Deuxième chambre civile, 2 juillet 2020 — 19-15.081
Texte intégral
CIV. 2
MF
COUR DE CASSATION ______________________
Audience publique du 2 juillet 2020
Rejet non spécialement motivé
M. PIREYRE, président
Décision n° 10498 F
Pourvoi n° K 19-15.081
R É P U B L I Q U E F R A N Ç A I S E
_________________________
AU NOM DU PEUPLE FRANÇAIS _________________________
DÉCISION DE LA COUR DE CASSATION, DEUXIÈME CHAMBRE CIVILE, DU 2 JUILLET 2020
1°/ Mme C... U..., domiciliée [...] ,
2°/ M. K... P..., domicilié [...] ,
ont formé le pourvoi n° K 19-15.081 contre l'arrêt rendu le 24 janvier 2019 par la cour d'appel de Montpellier (1re chambre D), dans le litige les opposant :
1°/ à la société Auxilia Juris, société d'exercice libéral à responsabilité limitée, dont le siège est [...] ,
2°/ à Mme F... H..., domiciliée [...] ,
3°/ à la [...] , représentée par son maire en exercice, domicilié [...] ,
défenderesses à la cassation.
Le dossier a été communiqué au procureur général.
Sur le rapport de Mme Jollec, conseiller référendaire, les observations écrites de la SCP Krivine et Viaud, avocat de Mme U... et de M. P..., de la SCP Bernard Hémery, Carole Thomas-Raquin, Martin Le Guerer, avocat de la [...] , de Me Le Prado, avocat de la société Auxilia Juris et de Mme H..., et l'avis de M. Aparisi, avocat général référendaire, après débats en l'audience publique du 27 mai 2020 où étaient présents M. Pireyre, président, Mme Jollec, conseiller référendaire rapporteur, Mme Martinel, conseiller doyen, et Mme Thomas, greffier de chambre,
la deuxième chambre civile de la Cour de cassation, composée des président et conseillers précités, après en avoir délibéré conformément à la loi, a rendu la présente décision.
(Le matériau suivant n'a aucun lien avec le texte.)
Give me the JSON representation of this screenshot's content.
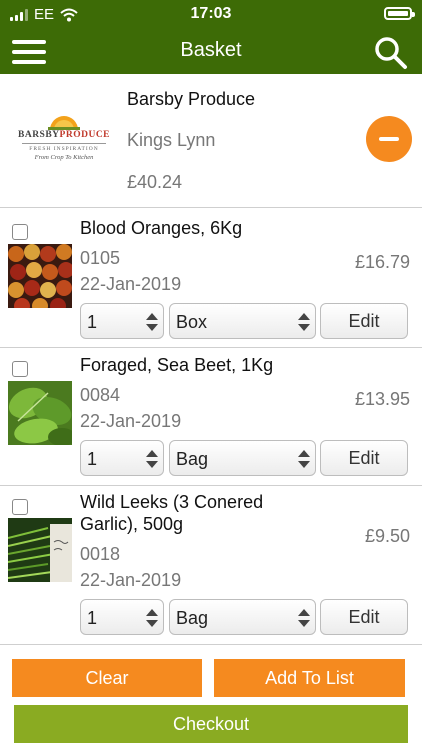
{
  "status_bar": {
    "carrier": "EE",
    "time": "17:03"
  },
  "nav": {
    "title": "Basket",
    "menu_icon": "hamburger-menu-icon",
    "search_icon": "search-icon"
  },
  "supplier": {
    "logo": {
      "brand_part1": "BARSBY",
      "brand_part2": "PRODUCE",
      "tagline_top": "FRESH INSPIRATION",
      "tagline_bottom": "From Crop To Kitchen"
    },
    "name": "Barsby Produce",
    "location": "Kings Lynn",
    "total": "£40.24",
    "remove_icon": "minus-circle-icon"
  },
  "items": [
    {
      "name": "Blood Oranges, 6Kg",
      "code": "0105",
      "date": "22-Jan-2019",
      "price": "£16.79",
      "quantity": "1",
      "unit": "Box",
      "edit_label": "Edit",
      "image": "blood-oranges-photo"
    },
    {
      "name": "Foraged, Sea Beet, 1Kg",
      "code": "0084",
      "date": "22-Jan-2019",
      "price": "£13.95",
      "quantity": "1",
      "unit": "Bag",
      "edit_label": "Edit",
      "image": "sea-beet-photo"
    },
    {
      "name": "Wild Leeks (3 Conered Garlic), 500g",
      "code": "0018",
      "date": "22-Jan-2019",
      "price": "£9.50",
      "quantity": "1",
      "unit": "Bag",
      "edit_label": "Edit",
      "image": "wild-leeks-photo"
    }
  ],
  "actions": {
    "clear_label": "Clear",
    "add_to_list_label": "Add To List",
    "checkout_label": "Checkout"
  },
  "colors": {
    "header_green": "#3d6b06",
    "orange": "#f58a1f",
    "checkout_green": "#8aab22"
  }
}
1. Les moyens de cassation annexés, qui sont invoqués à l'encontre de la décision attaquée, ne sont manifestement pas de nature à entraîner la cassation.
2. En application de l'article 1014, alinéa 1er, du code de procédure civile, il n'y a donc pas lieu de statuer par une décision spécialement motivée sur ce pourvoi.
EN CONSÉQUENCE, la Cour :
REJETTE le pourvoi ;
Condamne Mme U... et M. P... aux dépens ;
En application de l'article 700 du code de procédure civile, rejette les demandes ;
Ainsi décidé par la Cour de cassation, deuxième chambre civile, prononcé par le président en son audience publique du deux juillet deux mille vingt, et signé par lui et Mme Martinel, conseiller doyen, en remplacement du conseiller rapporteur empêché, conformément aux dispositions des articles 452 et 456 du code de procédure civile. MOYENS ANNEXES à la présente décision
Moyens produits par la SCP Krivine et Viaud, avocat aux Conseils, pour Mme U... et M. P....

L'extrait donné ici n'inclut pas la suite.